Tamil Nadu State Board
- Seal of the State Board of School Examinations (Sec.) & Board of Higher Secondary Examinations
- Abbreviation: SBSEBHSE
- Nickname: மாநிலப் பள்ளித் தேர்வு வாரியம் (பிரிவு.) & மேல்நிலைத் தேர்வு வாரியம், தமிழ்நாடு
- Named after: State Common Board of School Education
- Formation: 2011
- Legal status: State Education Board
- Headquarters: Chennai, Tamil Nadu
- Key people: Dr. Gagandeep Singh (Chairman) S. Seturama Varma (Director)
- Affiliations: •Government of Tamil Nadu •Ministry of Human Resource Development •COBSE •Department of School Education (Tamil Nadu)
- Website: www.tamilnadustateboard.org

= Tamil Nadu State Board =

Examination board in Chennai, India

The State Board of School Examinations (Sec.) & Board of Higher Secondary Examinations, Tamil Nadu (Abbreviation: SBSEBHSE) is recognized by State Common Board of School Education. this board in located in chennai, is a statutory and autonomous body established under the Government of Tamil Nadu, Act 8/2010 Uniform System of School Education.

== History ==

This SBSEBHSE was passed by the Tamil Nadu of Government (தமிழ்நாடு அரசிதழ்) in its gazette notification in 2011. This state board of school examinations(sec.) & board of higher secondary examinations, board combines two boards. Tamil Nadu State Board is one of the oldest boards of India.

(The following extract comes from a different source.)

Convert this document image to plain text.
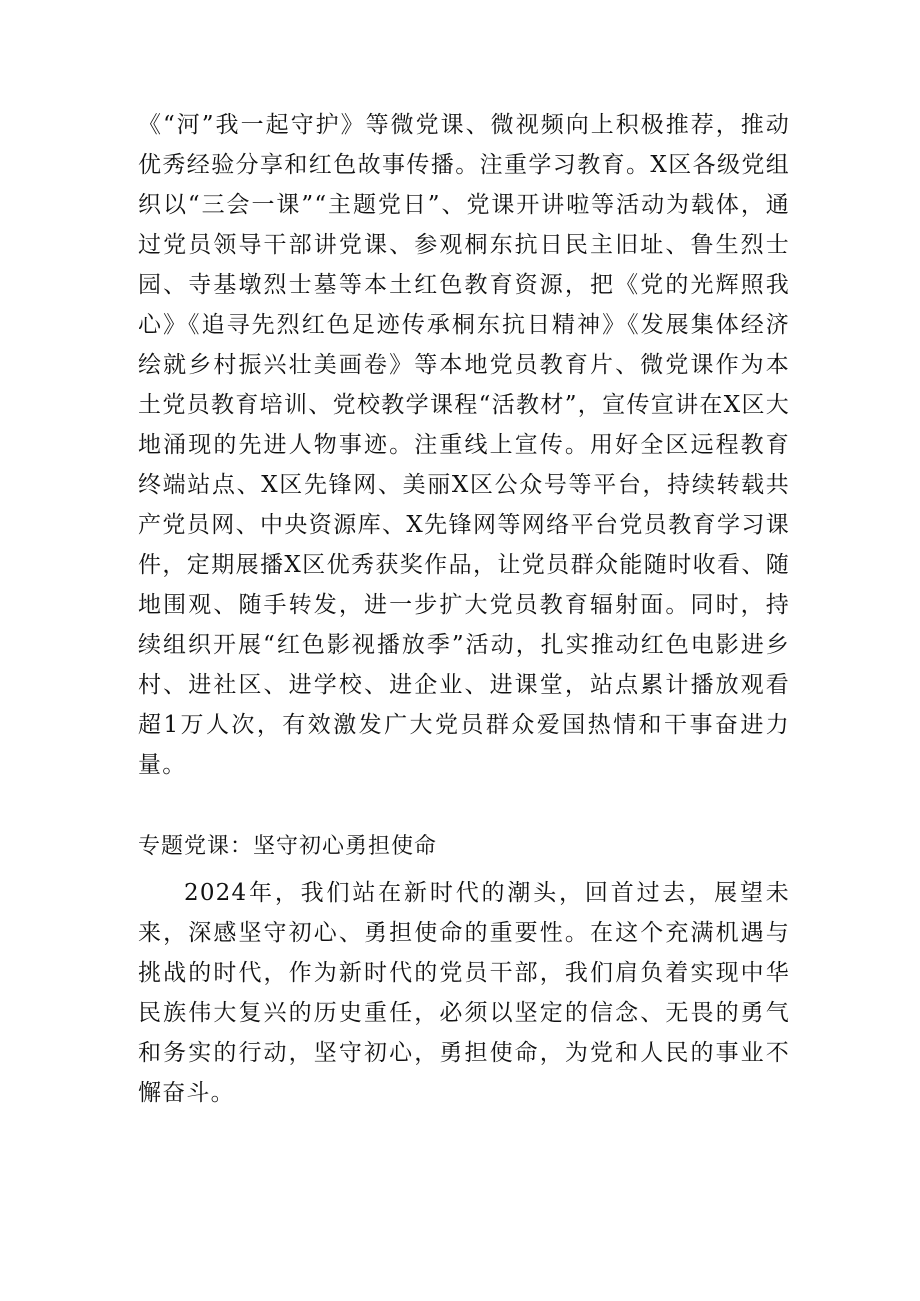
《“河”我一起守护》等微党课、微视频向上积极推荐，推动优秀经验分享和红色故事传播。注重学习教育。X区各级党组织以“三会一课”“主题党日”、党课开讲啦等活动为载体，通过党员领导干部讲党课、参观桐东抗日民主旧址、鲁生烈士园、寺基墩烈士墓等本土红色教育资源，把《党的光辉照我心》《追寻先烈红色足迹传承桐东抗日精神》《发展集体经济绘就乡村振兴壮美画卷》等本地党员教育片、微党课作为本土党员教育培训、党校教学课程“活教材”，宣传宣讲在X区大地涌现的先进人物事迹。注重线上宣传。用好全区远程教育终端站点、X区先锋网、美丽X区公众号等平台，持续转载共产党员网、中央资源库、X先锋网等网络平台党员教育学习课件，定期展播X区优秀获奖作品，让党员群众能随时收看、随地围观、随手转发，进一步扩大党员教育辐射面。同时，持续组织开展“红色影视播放季”活动，扎实推动红色电影进乡村、进社区、进学校、进企业、进课堂，站点累计播放观看超1万人次，有效激发广大党员群众爱国热情和干事奋进力量。

专题党课：坚守初心勇担使命

2024年，我们站在新时代的潮头，回首过去，展望未来，深感坚守初心、勇担使命的重要性。在这个充满机遇与挑战的时代，作为新时代的党员干部，我们肩负着实现中华民族伟大复兴的历史重任，必须以坚定的信念、无畏的勇气和务实的行动，坚守初心，勇担使命，为党和人民的事业不懈奋斗。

This board was recognized by Council of Boards of School Education (COBSE), which allowed The State Board of School Examinations(Sec.) & Board of Higher Secondary Examinations, Tamil Nadu (SBSEBHSE) to conduct exams and grant certificates. The board is recognized with Government of India Ministry of Human Resource Development (MHRD), Ministry of Education (MoE) and National Testing Agency (NTA).

== Board Syllabus ==

The syllabus for the State Board School Examinations (Sec.) & Board of Higher Secondary Examinations, Tamil Nadu (SBSEBHSE) varies depending on the class and stream (Science, Commerce, Arts).

Class 10th (SSLC) Syllabus: The class 10th syllabus covers core subjects like Mathematics, Science, Social Science, Tamil, and English. It also includes optional subjects like Hindi, etc. The syllabus is designed to prepare students for the Secondary School Examinations (Class 10th board exam).

Class 12th (HSC) Syllabus: The class 12th syllabus varies depending on the stream chosen by the students, such as (Science, Commerce, or Arts). Science stream includes subjects like Physics, Chemistry, Biology, Mathematics, Computer Science etc. Commerce stream includes subjects like Accountancy, Economics, Business Studies, etc. Arts stream includes subjects like History, Political Science, Geography etc. The syllabus is designed to prepare students for the Higher Secondary Examinations (Class 12th board exam).

== Examinations ==

The Tamil Nadu State Board conducts the annual examinations for class 8th, 10th and 12th in the month of march. The board earlier conducted exams twice in a year i.e. first semester in September and second semester in March. Results are announced in between may and June.